I’ve noticed something disturbing on certain blogs and Facebook profiles lately. Some of my sisters and brothers in the Orthodox Church seem wedded to Christendom. They describe themselves variously as monarchists, supporters of the imperium, and advocates for “symphonia.” Symphonia means “harmony.” Typically it is taken to mean that Orthodox politics promotes a harmony between church and state. This ethos is best captured in the image of the two headed eagle, wielding a cross in one talon and a sword in the other (the symbols vary). For Orthodox Christians like Stanley Harakas, symphonia should guide our involvement in a democratic society, but I get the impression that some would prefer we get our empire back.
Aristotle Papanikolaou has recently argued that democracy is the political system most conducive to the Orthodox emphasis on theosis (what he calls “divine-human communion”). I am not 100% convinced by Papanikolaou’s argument (which does not mean that I don’t agree with him, only that I do not think his argument is quite as strong as it could be), but he makes an interesting point about views like Harakas’. The Orthodox Church, he says, should not feel compelled to honor a barely-realized ideal in the 20th century. In other words, just because symphonia was our ideal once, does not mean that it must be so for all time.

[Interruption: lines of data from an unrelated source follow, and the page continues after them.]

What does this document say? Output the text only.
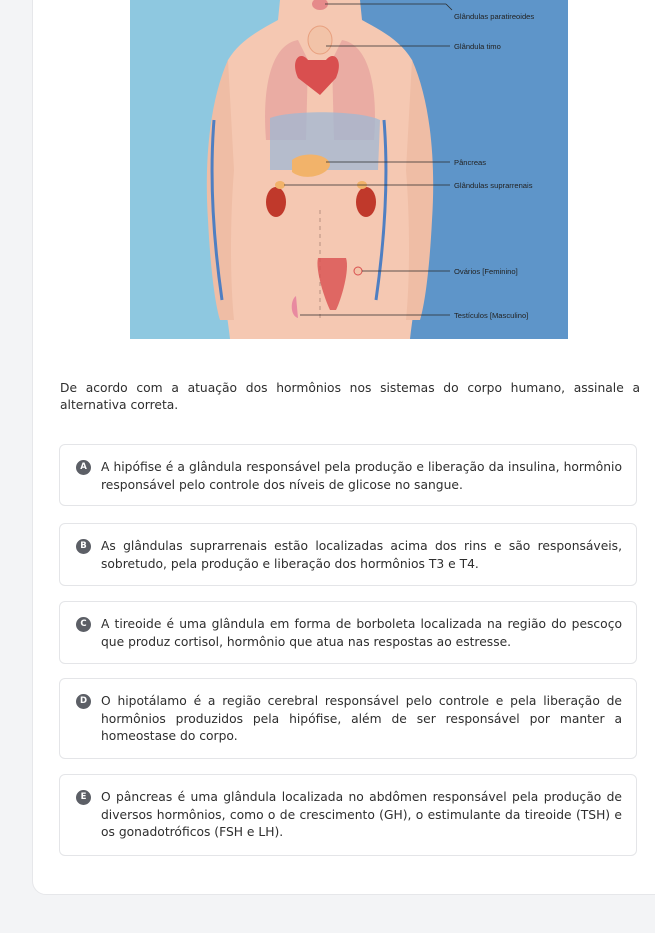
Glândulas paratireoides
Glândula timo
Pâncreas
Glândulas suprarrenais
Ovários [Feminino]
Testículos [Masculino]
De acordo com a atuação dos hormônios nos sistemas do corpo humano, assinale a alternativa correta.
A	A hipófise é a glândula responsável pela produção e liberação da insulina, hormônio responsável pelo controle dos níveis de glicose no sangue.
B	As glândulas suprarrenais estão localizadas acima dos rins e são responsáveis, sobretudo, pela produção e liberação dos hormônios T3 e T4.
C	A tireoide é uma glândula em forma de borboleta localizada na região do pescoço que produz cortisol, hormônio que atua nas respostas ao estresse.
D	O hipotálamo é a região cerebral responsável pelo controle e pela liberação de hormônios produzidos pela hipófise, além de ser responsável por manter a homeostase do corpo.
E	O pâncreas é uma glândula localizada no abdômen responsável pela produção de diversos hormônios, como o de crescimento (GH), o estimulante da tireoide (TSH) e os gonadotróficos (FSH e LH).
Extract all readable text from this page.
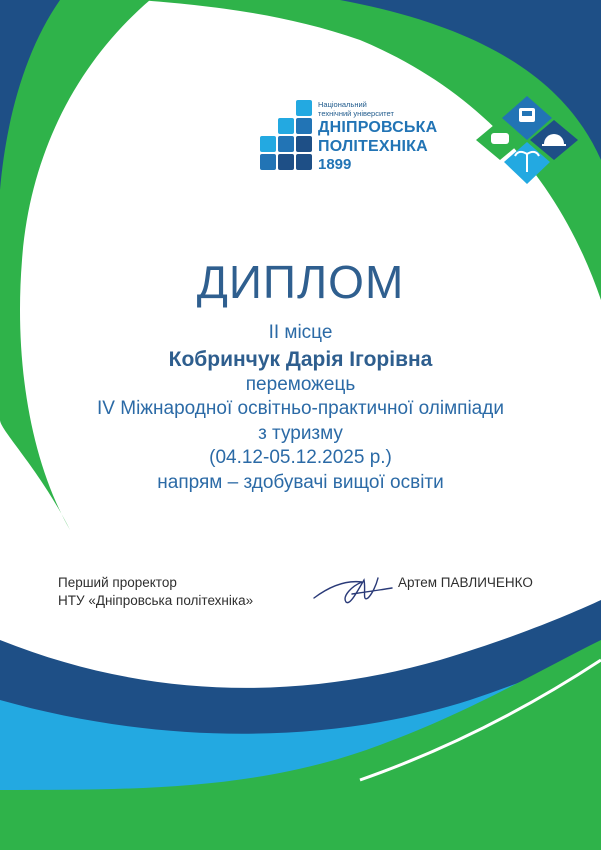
Національний
технічний університет
ДНІПРОВСЬКА
ПОЛІТЕХНІКА
1899
ДИПЛОМ
ІІ місце
Кобринчук Дарія Ігорівна
переможець
IV Міжнародної освітньо-практичної олімпіади
з туризму
(04.12-05.12.2025 р.)
напрям – здобувачі вищої освіти
Перший проректор
НТУ «Дніпровська політехніка»
Артем ПАВЛИЧЕНКО
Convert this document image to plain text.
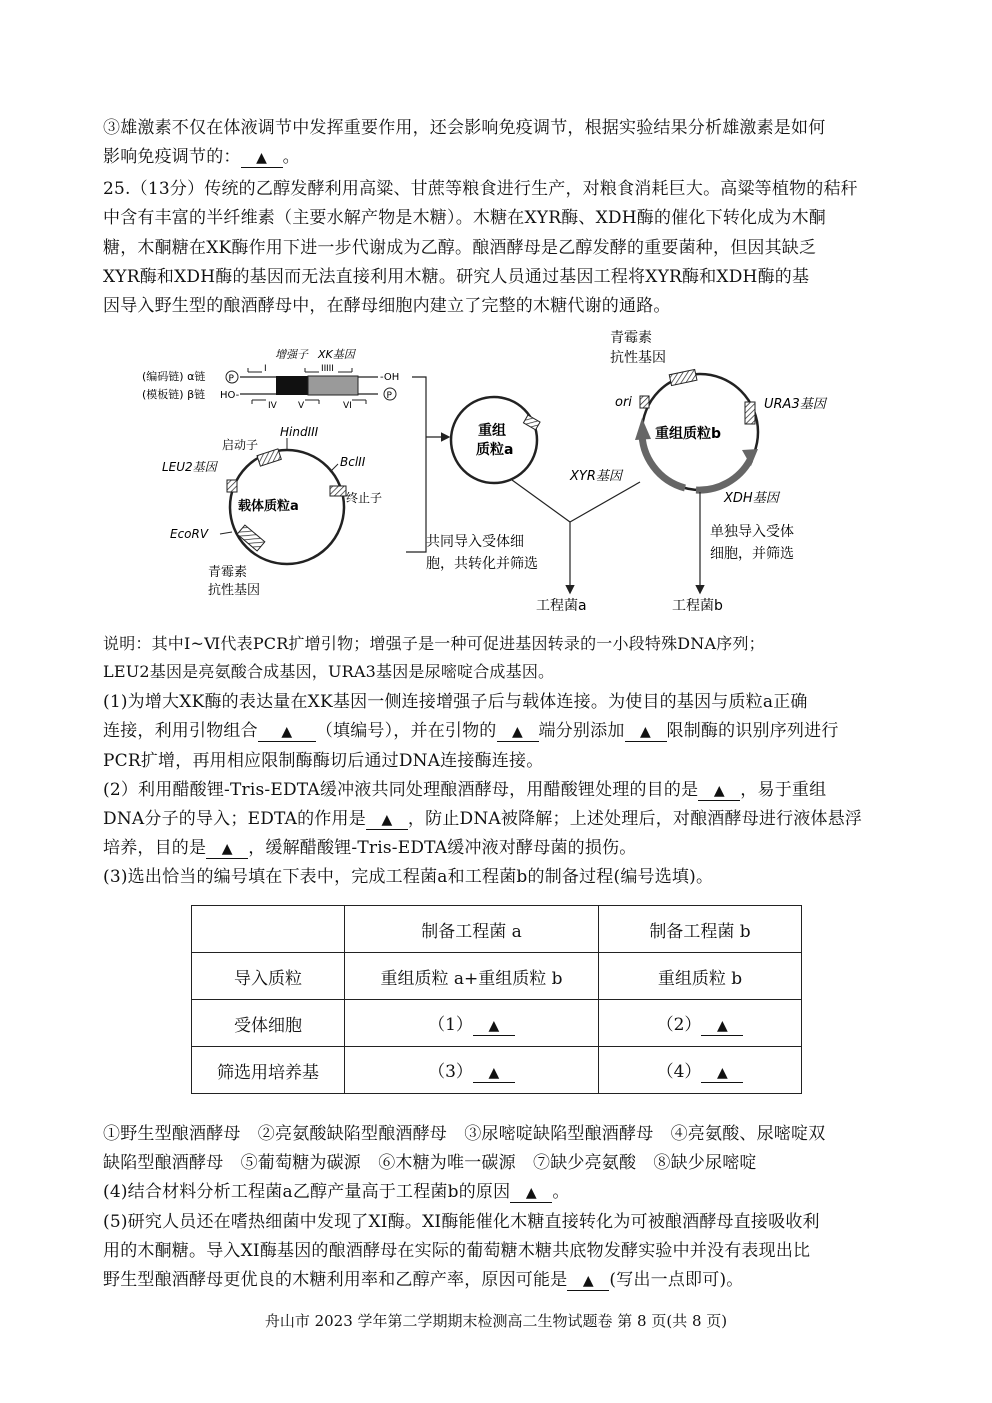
③雄激素不仅在体液调节中发挥重要作用，还会影响免疫调节，根据实验结果分析雄激素是如何
影响免疫调节的： ▲ 。
25.（13分）传统的乙醇发酵利用高粱、甘蔗等粮食进行生产，对粮食消耗巨大。高粱等植物的秸秆
中含有丰富的半纤维素（主要水解产物是木糖）。木糖在XYR酶、XDH酶的催化下转化成为木酮
糖，木酮糖在XK酶作用下进一步代谢成为乙醇。酿酒酵母是乙醇发酵的重要菌种，但因其缺乏
XYR酶和XDH酶的基因而无法直接利用木糖。研究人员通过基因工程将XYR酶和XDH酶的基
因导入野生型的酿酒酵母中，在酵母细胞内建立了完整的木糖代谢的通路。
增强子 XK基因
(编码链) α链
(模板链) β链
P
HO-
-OH
P
I	II III
IV V	VI
载体质粒a
启动子
HindIII
BclII
终止子
LEU2基因
EcoRV
青霉素
抗性基因
重组
质粒a
重组质粒b
青霉素
抗性基因
ori	URA3基因
XYR基因
XDH基因
共同导入受体细
胞，共转化并筛选
单独导入受体
细胞，并筛选
工程菌a	工程菌b
说明：其中Ⅰ~Ⅵ代表PCR扩增引物；增强子是一种可促进基因转录的一小段特殊DNA序列；
LEU2基因是亮氨酸合成基因，URA3基因是尿嘧啶合成基因。
(1)为增大XK酶的表达量在XK基因一侧连接增强子后与载体连接。为使目的基因与质粒a正确
连接，利用引物组合 ▲ （填编号），并在引物的 ▲ 端分别添加 ▲ 限制酶的识别序列进行
PCR扩增，再用相应限制酶酶切后通过DNA连接酶连接。
(2）利用醋酸锂-Tris-EDTA缓冲液共同处理酿酒酵母，用醋酸锂处理的目的是 ▲ ，易于重组
DNA分子的导入；EDTA的作用是 ▲ ，防止DNA被降解；上述处理后，对酿酒酵母进行液体悬浮
培养，目的是 ▲ ，缓解醋酸锂-Tris-EDTA缓冲液对酵母菌的损伤。
(3)选出恰当的编号填在下表中，完成工程菌a和工程菌b的制备过程(编号选填)。
	制备工程菌 a	制备工程菌 b
导入质粒	重组质粒 a+重组质粒 b	重组质粒 b
受体细胞	（1） ▲	（2） ▲
筛选用培养基	（3） ▲	（4） ▲
①野生型酿酒酵母　②亮氨酸缺陷型酿酒酵母　③尿嘧啶缺陷型酿酒酵母　④亮氨酸、尿嘧啶双
缺陷型酿酒酵母　⑤葡萄糖为碳源　⑥木糖为唯一碳源　⑦缺少亮氨酸　⑧缺少尿嘧啶
(4)结合材料分析工程菌a乙醇产量高于工程菌b的原因 ▲ 。
(5)研究人员还在嗜热细菌中发现了XI酶。XI酶能催化木糖直接转化为可被酿酒酵母直接吸收利
用的木酮糖。导入XI酶基因的酿酒酵母在实际的葡萄糖木糖共底物发酵实验中并没有表现出比
野生型酿酒酵母更优良的木糖利用率和乙醇产率，原因可能是 ▲ (写出一点即可)。
舟山市 2023 学年第二学期期末检测高二生物试题卷 第 8 页(共 8 页)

One of the things I pointed out in my dissertation was that to believe one must support empire in order to be Orthodox is to act is if there was no church before 380, the date Theodosius the Great made Christianity the official religion of the Roman Empire. The martyrs did not need an empire in order to be Orthodox, and neither do we. In fact, I think the evidence is fairly convincing that we don’t do all that well under empire. The collection of power in a divinely-ordained emperor tends to corrupt church and state alike.
That does not mean I disregard symphonia entirely. I just do not think we need to let it form a boundary around our thinking. If we can avoid that, then it can be a fairly useful lighthouse for Orthodoxy in the modern world. One of the things I argued in my dissertation was that symphonia in the Byzantine Empire was actually the church’s attempt to apply the “eschatological imperative” at the heart of Jesus’ preaching of the kingdom to a new, imperial context. I further argued that sophiology was in many ways an attempt to apply symphonia to modernity.
But ultimately, I agree with Papanikolaou in his critique of Harakas. The Orthodox Christian is under no obligation to promote a medieval ideal that was barely achieved in its own day, because what makes us Orthodox is not our adherence to the past. Despite traditionalists assertions to the contrary, we are Orthodox because our history is still ahead of us. It is from the future. “Thy Kingdom come!”